The underlying mechanism, according to Robert K. Naviaux, MD, PhD,
the new study’s principal investigator and professor of medicine at UC
San Diego, is a phenomenon he calls the cellular danger response (CDR).
When cells are exposed to danger in the form of a virus, infection,
toxin, or even certain genetic mutations, they react defensively,
shutting down ordinary activities and erecting barriers against the
perceived threat. One consequence is that communication between cells is
reduced, which the scientists say may interfere with brain development
and function, leading to ASD.
Researchers treated a Fragile X genetic mouse model, one of the most
commonly studied mouse models of ASD, with suramin, a drug long used for
sleeping sickness. The approach, called antipurinergic therapy or APT,
blocked the CDR signal, allowing cells to restore normal communication
and reversing ASD symptoms.
“Our data show that the efficacy of APT cuts across disease models in
ASD. Both the environmental and genetic mouse models responded with a
complete, or near complete, reversal of ASD symptoms,” Naviaux said.
“APT seems to be a common denominator in improving social behavior and
brain synaptic abnormalities in these ASD models.”
Weekly treatment with suramin in the Fragile X genetic mouse model
was started at nine weeks of age, roughly equivalent to 18 years in
humans. Metabolite analysis identified 20 biochemical pathways
associated with symptom improvements, 17 of which have been reported in
human ASD. The findings of the six-month study also support the
hypothesis that disturbances in purinergic signaling – a regulator of
cellular functions, and mitochondria (prime regulators of the CDR) –
play a significant role in ASD.
Naviaux noted that suramin is not a drug that can be used for more
than a few months without a risk of toxicity in humans. However, he said
it is the first of its kind in a new class of drugs that may not need
to be given chronically to produce beneficial effects. New
antipurinergic medicines, he said, might be given once or intermittently
to unblock metabolism, restore more normal neural network function,
improve resilience and permit improved development in response to
conventional, interdisciplinary therapies and natural play.

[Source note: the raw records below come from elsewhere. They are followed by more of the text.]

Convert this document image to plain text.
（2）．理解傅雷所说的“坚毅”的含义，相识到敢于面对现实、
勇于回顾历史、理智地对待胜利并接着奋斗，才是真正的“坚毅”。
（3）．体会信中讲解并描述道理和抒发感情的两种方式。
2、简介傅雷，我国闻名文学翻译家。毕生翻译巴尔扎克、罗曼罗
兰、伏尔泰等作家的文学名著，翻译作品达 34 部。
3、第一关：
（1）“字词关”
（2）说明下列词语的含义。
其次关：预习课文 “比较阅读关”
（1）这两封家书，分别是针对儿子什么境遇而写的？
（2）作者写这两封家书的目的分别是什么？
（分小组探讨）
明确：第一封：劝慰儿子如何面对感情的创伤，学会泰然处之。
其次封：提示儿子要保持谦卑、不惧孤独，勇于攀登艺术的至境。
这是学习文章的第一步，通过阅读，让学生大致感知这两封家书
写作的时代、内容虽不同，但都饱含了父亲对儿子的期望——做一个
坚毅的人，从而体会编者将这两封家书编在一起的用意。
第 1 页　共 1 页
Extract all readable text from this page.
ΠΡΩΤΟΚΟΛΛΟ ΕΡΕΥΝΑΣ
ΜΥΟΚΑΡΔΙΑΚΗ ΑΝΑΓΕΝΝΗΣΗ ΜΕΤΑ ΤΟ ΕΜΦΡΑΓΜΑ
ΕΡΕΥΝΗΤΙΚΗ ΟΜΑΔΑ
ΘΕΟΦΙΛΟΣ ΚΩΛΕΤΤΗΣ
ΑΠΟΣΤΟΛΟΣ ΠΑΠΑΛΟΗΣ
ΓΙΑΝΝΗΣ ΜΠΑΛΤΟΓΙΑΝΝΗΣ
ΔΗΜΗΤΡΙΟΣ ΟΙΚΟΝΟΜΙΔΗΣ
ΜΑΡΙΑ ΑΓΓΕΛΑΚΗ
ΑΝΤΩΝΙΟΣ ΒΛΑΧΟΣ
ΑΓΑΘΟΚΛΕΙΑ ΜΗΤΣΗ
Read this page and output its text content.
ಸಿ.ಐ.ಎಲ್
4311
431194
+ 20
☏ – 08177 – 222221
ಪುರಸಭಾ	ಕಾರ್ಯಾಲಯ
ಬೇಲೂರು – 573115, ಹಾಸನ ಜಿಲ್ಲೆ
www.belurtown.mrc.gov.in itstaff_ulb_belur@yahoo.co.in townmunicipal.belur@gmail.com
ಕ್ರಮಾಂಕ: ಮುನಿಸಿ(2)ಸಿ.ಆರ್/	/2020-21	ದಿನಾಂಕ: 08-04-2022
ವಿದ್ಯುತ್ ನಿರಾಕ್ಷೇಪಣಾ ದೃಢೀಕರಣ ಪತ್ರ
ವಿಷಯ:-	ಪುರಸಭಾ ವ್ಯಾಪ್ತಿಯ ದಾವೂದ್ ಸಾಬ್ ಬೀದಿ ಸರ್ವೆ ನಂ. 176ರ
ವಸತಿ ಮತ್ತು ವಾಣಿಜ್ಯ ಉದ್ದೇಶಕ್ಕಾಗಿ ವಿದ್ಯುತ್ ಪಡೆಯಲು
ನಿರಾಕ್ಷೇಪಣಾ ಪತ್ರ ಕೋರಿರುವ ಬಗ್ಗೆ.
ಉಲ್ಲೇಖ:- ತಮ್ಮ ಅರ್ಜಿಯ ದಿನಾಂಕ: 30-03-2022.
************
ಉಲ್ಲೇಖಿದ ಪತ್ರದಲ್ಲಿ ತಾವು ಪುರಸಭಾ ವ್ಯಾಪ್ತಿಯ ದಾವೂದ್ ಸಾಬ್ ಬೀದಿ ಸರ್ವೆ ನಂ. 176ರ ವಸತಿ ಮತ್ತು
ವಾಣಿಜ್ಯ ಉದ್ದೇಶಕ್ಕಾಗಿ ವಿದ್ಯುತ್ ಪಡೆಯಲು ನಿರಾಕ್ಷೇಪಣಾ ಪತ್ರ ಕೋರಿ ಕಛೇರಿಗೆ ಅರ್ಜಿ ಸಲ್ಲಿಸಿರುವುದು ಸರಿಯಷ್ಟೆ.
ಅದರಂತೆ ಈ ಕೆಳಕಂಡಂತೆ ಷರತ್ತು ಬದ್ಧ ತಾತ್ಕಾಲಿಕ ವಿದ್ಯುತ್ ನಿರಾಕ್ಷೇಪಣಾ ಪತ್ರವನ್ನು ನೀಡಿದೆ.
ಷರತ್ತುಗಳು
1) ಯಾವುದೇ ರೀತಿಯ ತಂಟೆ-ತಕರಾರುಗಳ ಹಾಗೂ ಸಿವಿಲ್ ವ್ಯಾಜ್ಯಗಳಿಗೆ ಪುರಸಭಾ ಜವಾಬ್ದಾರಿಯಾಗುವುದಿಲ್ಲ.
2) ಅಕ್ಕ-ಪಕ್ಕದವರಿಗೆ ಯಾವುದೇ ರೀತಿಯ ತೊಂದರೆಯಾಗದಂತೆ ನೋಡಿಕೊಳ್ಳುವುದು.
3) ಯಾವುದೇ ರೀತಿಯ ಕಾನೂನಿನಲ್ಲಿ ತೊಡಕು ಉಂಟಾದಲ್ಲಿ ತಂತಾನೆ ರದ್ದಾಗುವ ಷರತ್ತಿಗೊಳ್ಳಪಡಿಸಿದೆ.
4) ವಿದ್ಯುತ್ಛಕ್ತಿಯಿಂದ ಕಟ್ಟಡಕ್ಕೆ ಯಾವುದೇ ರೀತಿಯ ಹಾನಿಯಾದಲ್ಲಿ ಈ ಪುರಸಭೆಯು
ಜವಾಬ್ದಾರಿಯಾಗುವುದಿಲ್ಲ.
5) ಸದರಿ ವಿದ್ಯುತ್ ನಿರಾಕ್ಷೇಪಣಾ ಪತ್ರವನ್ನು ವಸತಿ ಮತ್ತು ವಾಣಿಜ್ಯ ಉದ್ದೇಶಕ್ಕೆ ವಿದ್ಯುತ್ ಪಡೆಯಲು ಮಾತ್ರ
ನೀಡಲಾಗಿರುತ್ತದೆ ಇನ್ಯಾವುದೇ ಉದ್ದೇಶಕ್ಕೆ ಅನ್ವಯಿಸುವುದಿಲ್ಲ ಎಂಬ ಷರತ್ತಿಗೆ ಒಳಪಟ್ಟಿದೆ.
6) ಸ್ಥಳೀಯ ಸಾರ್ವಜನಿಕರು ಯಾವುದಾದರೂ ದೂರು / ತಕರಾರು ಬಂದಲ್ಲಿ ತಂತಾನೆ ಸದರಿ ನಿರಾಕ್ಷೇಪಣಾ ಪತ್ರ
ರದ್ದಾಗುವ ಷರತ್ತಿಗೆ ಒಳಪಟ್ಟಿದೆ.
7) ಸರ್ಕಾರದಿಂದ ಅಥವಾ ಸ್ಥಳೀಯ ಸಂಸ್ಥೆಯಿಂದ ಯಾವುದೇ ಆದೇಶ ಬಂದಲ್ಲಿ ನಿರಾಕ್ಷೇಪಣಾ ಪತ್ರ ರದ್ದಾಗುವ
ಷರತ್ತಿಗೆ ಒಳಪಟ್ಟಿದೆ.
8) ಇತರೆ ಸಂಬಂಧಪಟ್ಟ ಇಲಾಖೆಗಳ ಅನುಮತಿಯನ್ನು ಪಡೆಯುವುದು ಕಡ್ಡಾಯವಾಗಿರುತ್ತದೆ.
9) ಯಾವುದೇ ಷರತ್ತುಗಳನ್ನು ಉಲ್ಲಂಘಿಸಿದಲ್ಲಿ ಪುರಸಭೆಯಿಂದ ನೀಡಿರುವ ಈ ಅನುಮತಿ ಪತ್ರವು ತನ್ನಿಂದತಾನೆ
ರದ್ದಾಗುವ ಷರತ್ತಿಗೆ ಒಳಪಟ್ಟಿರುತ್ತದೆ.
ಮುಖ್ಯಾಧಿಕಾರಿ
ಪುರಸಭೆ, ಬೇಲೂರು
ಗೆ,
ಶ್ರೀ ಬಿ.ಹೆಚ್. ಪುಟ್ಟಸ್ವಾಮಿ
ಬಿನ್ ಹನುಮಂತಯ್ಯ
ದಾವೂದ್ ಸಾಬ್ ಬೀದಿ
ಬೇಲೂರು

“Correcting abnormalities in a mouse is a long way from a cure in
humans,” cautioned Naviaux, who is also co-director of the Mitochondrial
and Metabolic Disease Center at UC San Diego, “but our study adds
momentum to discoveries at the crossroads of genetics, metabolism,
innate immunity, and the environment for several childhood chronic
disorders. These crossroads represent new leads in our efforts to
understand the origins of autism and to develop treatments for children
and adults with ASD.”
Co-authors include Jane C. Naviaux, Lin Wang, Kefeng Li, A. Taylor
Bright, William A. Alaynick, Kenneth R. Williams and Susan B. Powell,
all at UC San Diego.
This study was supported, in part, by the Jane Botsford Johnson
Foundation, the UC San Diego Christini Foundation, the UC San Diego
Mitochondrial Research Fund, and the Wright Family Foundation.